Imagine you run shopglobal.com with an English page for the US and a Spanish page for Mexico. Here's how the hreflang tags should look on both pages:

🇺🇸 English page — shopglobal.com/en/shoes
<head>
<!-- Self-reference (required!) -->
<link rel="alternate" hreflang="en-US"
href="https://shopglobal.com/en/shoes" />

<!-- Spanish version -->
<link rel="alternate" hreflang="es-MX"
href="https://shopglobal.com/es/zapatos" />

<!-- Fallback for other languages -->
<link rel="alternate" hreflang="x-default"
href="https://shopglobal.com/en/shoes" />
</head>
🇲🇽 Spanish page — shopglobal.com/es/zapatos
<head>
<!-- English version -->
<link rel="alternate" hreflang="en-US"
href="https://shopglobal.com/en/shoes" />

<!-- Self-reference (required!) -->
<link rel="alternate" hreflang="es-MX"
href="https://shopglobal.com/es/zapatos" />

<!-- Fallback for other languages -->
<link rel="alternate" hreflang="x-default"
href="https://shopglobal.com/en/shoes" />
</head>
Key points in this example:
  • Both pages include the exact same set of hreflang tags (bidirectional)
  • Each page includes a self-referencing tag pointing to itself
  • The x-default points to the English page as the fallback
  • All URLs are absolute (full https:// path)

How to Implement Hreflang Tags

There are three ways to implement hreflang tags. Choose the one that fits your setup:

1. HTML <head> Tags (Most Common)

Add <link> tags in the <head> section of every page version. This is the method this tool generates.

2. HTTP Headers

For non-HTML files (e.g., PDFs), use Link HTTP headers: Link: <url>; rel="alternate"; hreflang="en"

3. XML Sitemap

Add xhtml:link elements inside your sitemap. Best for large sites with many language versions.

Best Practices

  • Every page must reference all language versions, including itself
  • Use x-default to specify a fallback page for users whose language doesn't match any version
  • Hreflang tags must be bidirectional — if page A points to page B, page B must point back to page A
  • Use absolute URLs (include the full https:// domain)
  • Use canonical URLs — the hreflang href should match the page's canonical URL exactly
  • Language codes follow ISO 639-1 (e.g., en, es) and region codes follow ISO 3166-1 Alpha-2 (e.g., US, GB)

Common Mistakes to Avoid

  • Missing self-reference — a page must include a hreflang tag that points to itself
  • One-way links — page A references page B but page B doesn't reference page A
  • Wrong language codes — using uk for English (UK) instead of en-GB (uk = Ukrainian)
  • Relative URLs — using /es/page instead of https://example.com/es/page
  • Canonical mismatch — the hreflang href differs from the canonical URL on the target page
  • Broken targets — linking to pages that return 404 or redirect to another URL

Frequently Asked Questions

Do hreflang tags affect rankings?

Not directly.
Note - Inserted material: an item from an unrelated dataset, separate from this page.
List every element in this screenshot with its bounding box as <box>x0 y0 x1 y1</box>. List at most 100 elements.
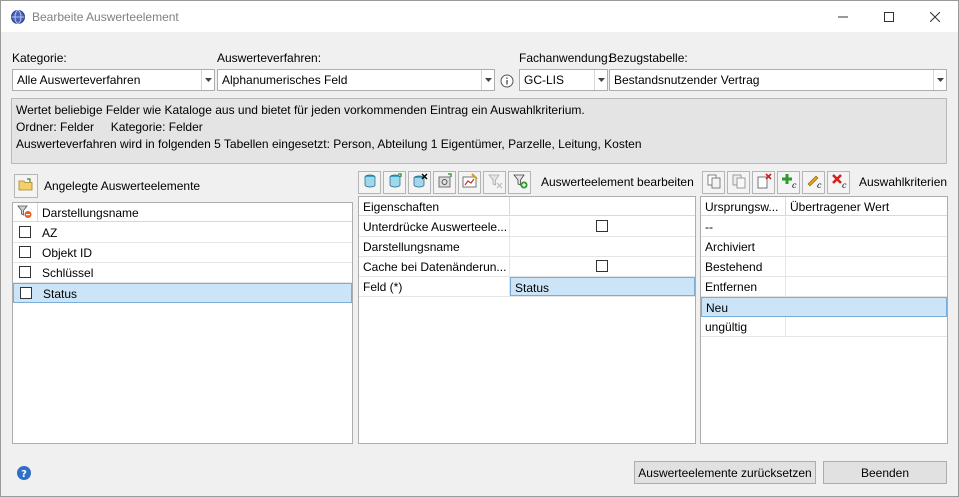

Hreflang tags are a signal, not a directive. They help search engines serve the correct language version, which improves user experience and can indirectly improve engagement metrics.

What is x-default?

The x-default value specifies the fallback URL for users whose language or region doesn't match any of your hreflang tags. It's optional but highly recommended. Typically points to your main language page or a language selector page.

Should I use language only or language + region?

Use language only (e.g., es) when you have one Spanish page for all regions. Use language + region (e.g., es-MX, es-ES) when content differs by country, such as different pricing, spelling, or legal terms.

Can I use hreflang with subdomains or separate domains?

Yes. Hreflang works across subdomains (en.example.com), subdirectories (example.com/en/), and separate domains (example.co.uk). Just make sure to use absolute URLs and maintain bidirectional references.

How do I verify my hreflang implementation?

Use Google Search Console → International Targeting report to check for hreflang errors. You can also use Ahrefs, Screaming Frog, or Merkle's hreflang tag testing tool for auditing.

How long does it take for Google to process hreflang tags?

Google needs to recrawl all pages with hreflang tags before they take effect. This can take days to weeks depending on your site's crawl frequency. Submitting an updated sitemap can speed up the process.